You can be involved in any of the four different types of food recovery programs.  It is a case of finding one near you, or of starting one in your community.  I will outline ways to start one later in this section.

One of the side benefits of being part of a food recovery program is in knowing you are involved in the continuation of a long history or tradition.  As I have mentioned before when we connect to tradition we feel a greater connection to all people.

For some reason it is still a tradition in some countries but not in others.  It is still popular in many countries in Europe and in North America, but strangely is quite uncommon in Australia and New Zealand.  There is little evidence in the short history of these two latter countries that there has ever been a strong gleaning or food recovery tradition.  This is strange because most early settlers of these countries came from Europe where the tradition was quite strong.

Thousands of years ago, nothing was wasted.  Today, it is only the clear-thinking who include food recovery and gleaning as part of the agricultural system.

Food recovery is the collection of wholesome food for distribution to the poor and hungry.  It need not be from the fields, but could be surplus from packing, or distribution or retail outlets.

If there are no local food recovery or gleaning programs in your area it may be possible to set one up.  In most cases food recovery programs do not advantage the owner of the food.  That is, farmers, retailers, wholesalers etc do not stand to gain from the programs – apart from the inherent rewards for providing a service to economically disadvantaged group. 

If you want to help other people to get involved in the slow movement and to reconnect to food and food production you can start up a gleaning program in your local area.  It is relatively easy to do.  Other people have done it and we can learn from their experience.  Below are some guidelines and suggestions you may find useful. 

You need to find farmers in your area that might be agreeable to participating in a gleaning program.  Some crops are better suited to gleaning than others, for example, grain crops vs fruit orchards.  Before you approach a farmer to discuss gleaning, do some homework on the potential issues for both the farmer and the community group you represent.  The following questions involve very practical issues that need to be considered:

  • Who will supply the containers for the gleaned produce?
  • How many people is it practical to have involved in the gleaning activity?
  • Will the gleaners need toilets or other facilities?
  • Will children be accompanying gleaners?
  • Is there a safe parking area?
  • Who will bear the responsibility if someone is injured on the farm?

Gleaning activities are very popular so it may be necessary to keep the gleaning activity to a manageable size either by restricting the number of people who can be involved, or by breaking the large group into smaller groups with their own leader who coordinates the group’s activities. 

When we think about the kinds of things that need to be considered and managed we can see that a large group would be too difficult.  Here are some of the considerations:

  • What kind of tools will gleaners need?  Do gleaners have their own tools?  If not, where can you get tools – local business and community groups may provide tools.
  • How will produce be transported?  Will it need any special care to prevent damage?
  • If the gleaners need toilets who will provide these?  Contact local businesses to provide portable toilets.
  • What kind of protection do gleaners need?  Sun protection?  Drinks?  Snacks?  First Aid?
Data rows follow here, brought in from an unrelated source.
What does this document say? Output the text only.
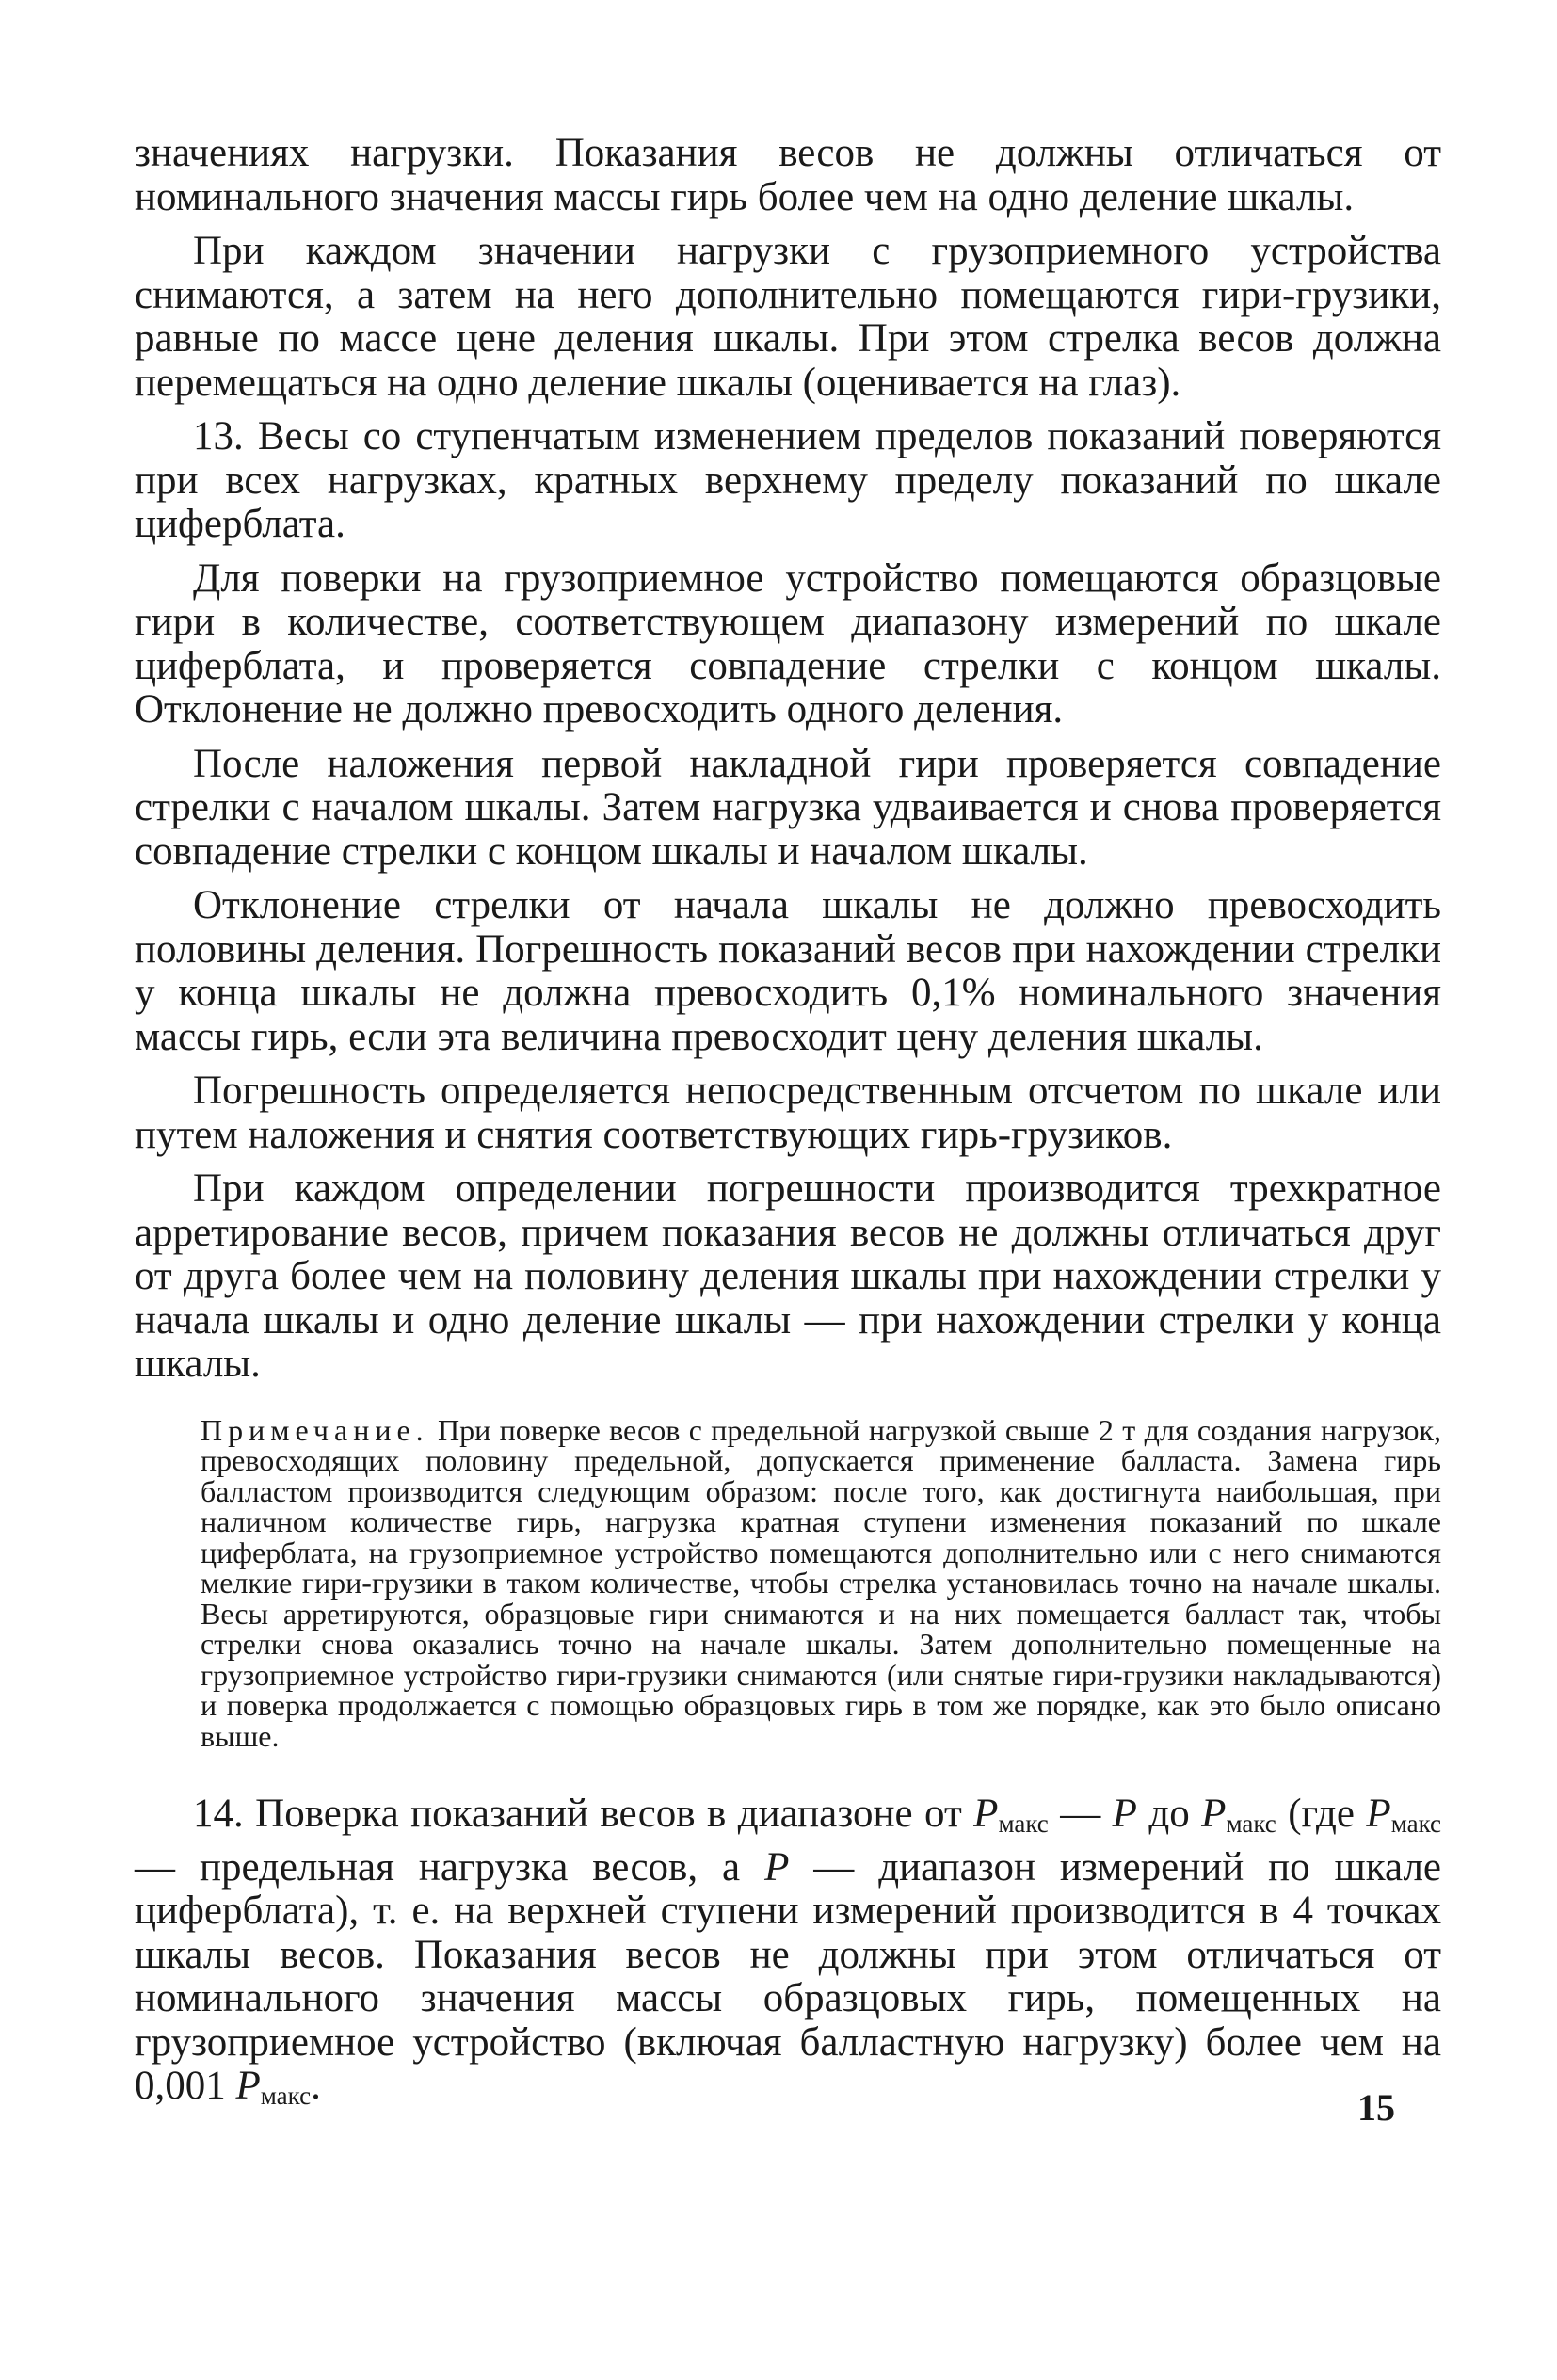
значениях нагрузки. Показания весов не должны отличаться от номинального значения массы гирь более чем на одно деление шкалы.

При каждом значении нагрузки с грузоприемного устройства снимаются, а затем на него дополнительно помещаются гири-грузики, равные по массе цене деления шкалы. При этом стрелка весов должна перемещаться на одно деление шкалы (оценивается на глаз).

13. Весы со ступенчатым изменением пределов показаний поверяются при всех нагрузках, кратных верхнему пределу показаний по шкале циферблата.

Для поверки на грузоприемное устройство помещаются образцовые гири в количестве, соответствующем диапазону измерений по шкале циферблата, и проверяется совпадение стрелки с концом шкалы. Отклонение не должно превосходить одного деления.

После наложения первой накладной гири проверяется совпадение стрелки с началом шкалы. Затем нагрузка удваивается и снова проверяется совпадение стрелки с концом шкалы и началом шкалы.

Отклонение стрелки от начала шкалы не должно превосходить половины деления. Погрешность показаний весов при нахождении стрелки у конца шкалы не должна превосходить 0,1% номинального значения массы гирь, если эта величина превосходит цену деления шкалы.

Погрешность определяется непосредственным отсчетом по шкале или путем наложения и снятия соответствующих гирь-грузиков.

При каждом определении погрешности производится трехкратное арретирование весов, причем показания весов не должны отличаться друг от друга более чем на половину деления шкалы при нахождении стрелки у начала шкалы и одно деление шкалы — при нахождении стрелки у конца шкалы.

Примечание. При поверке весов с предельной нагрузкой свыше 2 т для создания нагрузок, превосходящих половину предельной, допускается применение балласта. Замена гирь балластом производится следующим образом: после того, как достигнута наибольшая, при наличном количестве гирь, нагрузка кратная ступени изменения показаний по шкале циферблата, на грузоприемное устройство помещаются дополнительно или с него снимаются мелкие гири-грузики в таком количестве, чтобы стрелка установилась точно на начале шкалы. Весы арретируются, образцовые гири снимаются и на них помещается балласт так, чтобы стрелки снова оказались точно на начале шкалы. Затем дополнительно помещенные на грузоприемное устройство гири-грузики снимаются (или снятые гири-грузики накладываются) и поверка продолжается с помощью образцовых гирь в том же порядке, как это было описано выше.

14. Поверка показаний весов в диапазоне от $P_{макс}$ — P до $P_{макс}$ (где $P_{макс}$ — предельная нагрузка весов, а P — диапазон измерений по шкале циферблата), т. е. на верхней ступени измерений производится в 4 точках шкалы весов. Показания весов не должны при этом отличаться от номинального значения массы образцовых гирь, помещенных на грузоприемное устройство (включая балластную нагрузку) более чем на 0,001 $P_{макс}$.	15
Who will provide these?
  • Will the gleaners need instruction to pick the produce?  Who will provide this?
  • Gleaners may find it useful to get a factsheet prior to the gleaning activity giving suggestions for appropriate clothing, refreshments, transport etc.
  • Is there a contingency plan in case of bad weather?  Or other unforseen problems?
  • What will be necessary to leave the farm in clean and tidy condition?  Who will be responsible for making sure no rubbish is left behind, the temporary facilities are removed and any other conditions set by the farmer are met?